Why had the government cancelled the registration scheme for foreign spies? “We haven’t,” said Keir tersely. He just hadn’t implemented the one that the Tories had also failed to implement. Both Labour and the Conservatives have come to the conclusion that the best move in international relations is often to do nothing.

And that was pretty much that. Keir didn’t want to waste his pre-cooked signoff so he just shoe-horned it in regardless. Nothing to do with China or anything that Sunak had asked. Just a tirade about every Tory failure of the past 14 years. Sad face from Rish!. He didn’t know what he had done to cop all that abuse. Come the end, Starmer could only keep saying how shocked he was by everything, while the rest of us wondered what had just taken place.
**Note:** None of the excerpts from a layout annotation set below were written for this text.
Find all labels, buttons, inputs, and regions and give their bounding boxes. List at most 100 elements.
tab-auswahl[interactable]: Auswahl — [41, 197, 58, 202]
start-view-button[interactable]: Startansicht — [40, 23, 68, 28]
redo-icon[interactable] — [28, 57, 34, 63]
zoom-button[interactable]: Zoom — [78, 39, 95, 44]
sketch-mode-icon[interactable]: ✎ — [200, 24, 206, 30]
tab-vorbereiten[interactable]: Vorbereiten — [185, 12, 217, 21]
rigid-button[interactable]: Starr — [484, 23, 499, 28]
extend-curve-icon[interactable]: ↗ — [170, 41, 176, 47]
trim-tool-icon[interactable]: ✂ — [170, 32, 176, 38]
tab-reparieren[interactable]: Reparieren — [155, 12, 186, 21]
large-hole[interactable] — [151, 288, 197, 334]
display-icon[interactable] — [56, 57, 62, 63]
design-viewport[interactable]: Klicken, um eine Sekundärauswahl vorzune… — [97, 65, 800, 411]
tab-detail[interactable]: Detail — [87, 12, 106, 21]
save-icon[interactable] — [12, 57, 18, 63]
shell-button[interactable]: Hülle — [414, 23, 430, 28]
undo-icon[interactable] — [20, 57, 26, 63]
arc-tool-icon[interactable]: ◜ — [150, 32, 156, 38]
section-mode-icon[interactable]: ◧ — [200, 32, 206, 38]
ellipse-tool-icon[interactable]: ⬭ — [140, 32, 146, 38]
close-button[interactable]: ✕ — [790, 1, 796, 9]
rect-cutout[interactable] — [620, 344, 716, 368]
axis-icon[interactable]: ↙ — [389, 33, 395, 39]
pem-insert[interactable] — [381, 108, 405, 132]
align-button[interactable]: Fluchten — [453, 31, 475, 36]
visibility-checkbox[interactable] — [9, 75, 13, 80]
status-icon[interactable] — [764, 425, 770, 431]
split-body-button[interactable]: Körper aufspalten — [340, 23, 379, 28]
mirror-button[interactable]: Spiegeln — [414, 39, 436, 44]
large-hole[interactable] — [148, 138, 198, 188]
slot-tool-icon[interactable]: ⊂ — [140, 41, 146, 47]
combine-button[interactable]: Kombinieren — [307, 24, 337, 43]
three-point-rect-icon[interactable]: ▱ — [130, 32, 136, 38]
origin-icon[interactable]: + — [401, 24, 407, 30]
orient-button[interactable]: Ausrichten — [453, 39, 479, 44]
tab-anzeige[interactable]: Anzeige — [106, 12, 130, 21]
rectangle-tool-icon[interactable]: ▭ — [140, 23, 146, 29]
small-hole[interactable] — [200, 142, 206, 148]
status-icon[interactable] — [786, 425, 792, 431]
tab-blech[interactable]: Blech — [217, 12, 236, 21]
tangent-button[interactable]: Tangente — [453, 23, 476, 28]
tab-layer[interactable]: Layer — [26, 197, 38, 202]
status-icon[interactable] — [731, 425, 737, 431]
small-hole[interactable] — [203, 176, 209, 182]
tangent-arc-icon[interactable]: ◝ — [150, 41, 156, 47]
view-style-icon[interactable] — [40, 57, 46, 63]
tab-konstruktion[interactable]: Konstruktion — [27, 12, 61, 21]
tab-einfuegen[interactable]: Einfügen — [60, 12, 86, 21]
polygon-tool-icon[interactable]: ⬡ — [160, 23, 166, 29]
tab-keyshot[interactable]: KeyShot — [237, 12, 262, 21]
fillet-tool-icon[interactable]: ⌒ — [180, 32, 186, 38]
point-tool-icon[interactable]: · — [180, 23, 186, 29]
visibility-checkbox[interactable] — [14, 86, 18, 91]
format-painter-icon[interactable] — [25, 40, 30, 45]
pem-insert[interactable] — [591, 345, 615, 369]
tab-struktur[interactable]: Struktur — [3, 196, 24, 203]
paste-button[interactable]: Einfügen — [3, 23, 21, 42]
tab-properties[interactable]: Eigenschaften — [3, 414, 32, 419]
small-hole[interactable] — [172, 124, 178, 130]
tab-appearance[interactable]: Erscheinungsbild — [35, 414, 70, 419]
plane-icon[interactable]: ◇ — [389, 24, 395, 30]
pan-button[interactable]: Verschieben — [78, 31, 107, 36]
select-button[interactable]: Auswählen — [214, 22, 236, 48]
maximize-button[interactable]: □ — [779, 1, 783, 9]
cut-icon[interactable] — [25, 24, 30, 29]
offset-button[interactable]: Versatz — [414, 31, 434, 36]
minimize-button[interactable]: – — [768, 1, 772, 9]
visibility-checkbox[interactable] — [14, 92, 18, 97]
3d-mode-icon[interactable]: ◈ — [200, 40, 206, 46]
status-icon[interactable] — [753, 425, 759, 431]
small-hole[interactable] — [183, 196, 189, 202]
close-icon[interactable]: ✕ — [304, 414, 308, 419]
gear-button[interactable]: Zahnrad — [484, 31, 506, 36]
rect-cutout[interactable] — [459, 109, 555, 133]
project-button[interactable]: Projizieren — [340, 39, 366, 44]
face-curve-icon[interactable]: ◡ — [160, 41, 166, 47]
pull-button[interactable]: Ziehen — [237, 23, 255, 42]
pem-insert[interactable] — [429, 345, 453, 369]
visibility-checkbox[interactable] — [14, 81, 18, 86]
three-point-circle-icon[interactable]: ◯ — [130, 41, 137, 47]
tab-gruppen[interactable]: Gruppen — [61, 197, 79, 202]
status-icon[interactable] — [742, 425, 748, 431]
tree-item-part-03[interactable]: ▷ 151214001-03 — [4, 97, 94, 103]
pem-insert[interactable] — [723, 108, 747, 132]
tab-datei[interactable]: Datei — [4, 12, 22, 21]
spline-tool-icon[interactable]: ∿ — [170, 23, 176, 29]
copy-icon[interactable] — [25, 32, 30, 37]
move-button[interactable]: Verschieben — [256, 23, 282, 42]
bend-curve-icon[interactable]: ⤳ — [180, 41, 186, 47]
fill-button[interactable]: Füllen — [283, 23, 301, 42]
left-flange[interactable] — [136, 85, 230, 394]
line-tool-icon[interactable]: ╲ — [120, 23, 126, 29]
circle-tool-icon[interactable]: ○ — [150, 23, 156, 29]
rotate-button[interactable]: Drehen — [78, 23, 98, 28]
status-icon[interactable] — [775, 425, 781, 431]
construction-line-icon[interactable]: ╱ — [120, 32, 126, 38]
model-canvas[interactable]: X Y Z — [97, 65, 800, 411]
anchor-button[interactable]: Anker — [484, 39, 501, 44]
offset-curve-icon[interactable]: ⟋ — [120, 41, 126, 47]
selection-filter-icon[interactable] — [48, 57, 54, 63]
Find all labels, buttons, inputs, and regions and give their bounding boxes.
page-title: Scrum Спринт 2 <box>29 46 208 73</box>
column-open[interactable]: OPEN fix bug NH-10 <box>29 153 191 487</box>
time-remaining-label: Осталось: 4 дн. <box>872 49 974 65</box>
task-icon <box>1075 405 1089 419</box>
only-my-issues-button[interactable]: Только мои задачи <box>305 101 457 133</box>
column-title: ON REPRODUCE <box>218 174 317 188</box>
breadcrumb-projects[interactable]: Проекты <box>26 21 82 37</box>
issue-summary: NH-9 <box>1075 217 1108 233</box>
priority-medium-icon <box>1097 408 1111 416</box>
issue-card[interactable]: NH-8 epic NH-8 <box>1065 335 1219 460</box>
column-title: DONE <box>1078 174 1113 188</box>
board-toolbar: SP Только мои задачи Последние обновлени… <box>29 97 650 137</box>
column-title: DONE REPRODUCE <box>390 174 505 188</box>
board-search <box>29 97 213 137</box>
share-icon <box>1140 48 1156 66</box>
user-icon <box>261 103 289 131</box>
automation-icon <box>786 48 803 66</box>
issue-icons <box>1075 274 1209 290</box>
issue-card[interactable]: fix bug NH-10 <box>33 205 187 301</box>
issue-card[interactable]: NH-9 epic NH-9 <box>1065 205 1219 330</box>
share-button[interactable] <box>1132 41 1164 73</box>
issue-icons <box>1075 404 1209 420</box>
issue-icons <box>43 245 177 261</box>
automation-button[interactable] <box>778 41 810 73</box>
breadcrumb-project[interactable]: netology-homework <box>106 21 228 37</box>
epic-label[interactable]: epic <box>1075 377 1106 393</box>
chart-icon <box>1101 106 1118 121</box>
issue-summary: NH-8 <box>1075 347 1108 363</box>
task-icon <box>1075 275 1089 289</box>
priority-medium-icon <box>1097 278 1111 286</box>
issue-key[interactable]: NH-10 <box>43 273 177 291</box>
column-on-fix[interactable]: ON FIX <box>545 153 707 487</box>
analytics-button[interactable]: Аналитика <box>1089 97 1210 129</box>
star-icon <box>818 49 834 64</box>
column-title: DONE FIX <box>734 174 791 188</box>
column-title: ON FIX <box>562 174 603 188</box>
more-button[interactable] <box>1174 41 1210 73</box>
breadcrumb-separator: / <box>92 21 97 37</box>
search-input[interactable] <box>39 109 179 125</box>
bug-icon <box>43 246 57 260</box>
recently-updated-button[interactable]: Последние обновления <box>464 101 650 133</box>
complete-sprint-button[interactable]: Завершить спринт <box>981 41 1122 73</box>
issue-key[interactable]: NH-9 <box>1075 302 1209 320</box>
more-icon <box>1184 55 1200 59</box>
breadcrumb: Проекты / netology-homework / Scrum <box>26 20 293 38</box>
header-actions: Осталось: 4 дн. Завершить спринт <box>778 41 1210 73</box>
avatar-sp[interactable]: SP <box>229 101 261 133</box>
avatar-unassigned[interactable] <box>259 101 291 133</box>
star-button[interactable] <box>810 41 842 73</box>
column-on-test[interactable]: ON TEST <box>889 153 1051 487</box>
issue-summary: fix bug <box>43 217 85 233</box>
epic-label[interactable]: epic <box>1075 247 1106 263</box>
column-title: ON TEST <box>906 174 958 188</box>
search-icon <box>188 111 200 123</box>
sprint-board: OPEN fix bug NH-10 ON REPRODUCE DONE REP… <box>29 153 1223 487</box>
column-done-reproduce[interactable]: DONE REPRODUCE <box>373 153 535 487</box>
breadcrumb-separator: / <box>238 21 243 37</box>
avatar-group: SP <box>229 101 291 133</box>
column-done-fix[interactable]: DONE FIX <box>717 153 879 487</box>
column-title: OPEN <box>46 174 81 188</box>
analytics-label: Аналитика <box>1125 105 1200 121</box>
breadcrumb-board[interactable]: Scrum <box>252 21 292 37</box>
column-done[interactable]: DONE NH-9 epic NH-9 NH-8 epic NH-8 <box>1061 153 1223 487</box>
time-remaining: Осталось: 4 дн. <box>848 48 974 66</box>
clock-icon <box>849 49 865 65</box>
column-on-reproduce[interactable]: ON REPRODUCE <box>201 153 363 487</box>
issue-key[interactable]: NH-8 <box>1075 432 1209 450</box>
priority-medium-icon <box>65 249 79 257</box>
Nothing, probably.

So the Tory party retreated yet again into irrelevance for another week. They are finding opposition tougher than expected. No one is even really that bothered who becomes the next leader of the opposition. Mainly because with the choice narrowed down to KemiKaze and Honest Bob they are screwed whatever they do.

Though Kemi is still the happier of the two. And not just because Michael Fabricant publicly endorsed Jenrick. But also because Honest Bob delivered yet another dreary speech to a crowd of no one. Every time he opens his mouth another of his dreams dies. Today he wasn’t even aware that Thomas Tuchel had been chosen as the next England manager. His horror at a German being in charge momentarily silenced him. For you, Bob, the war is over.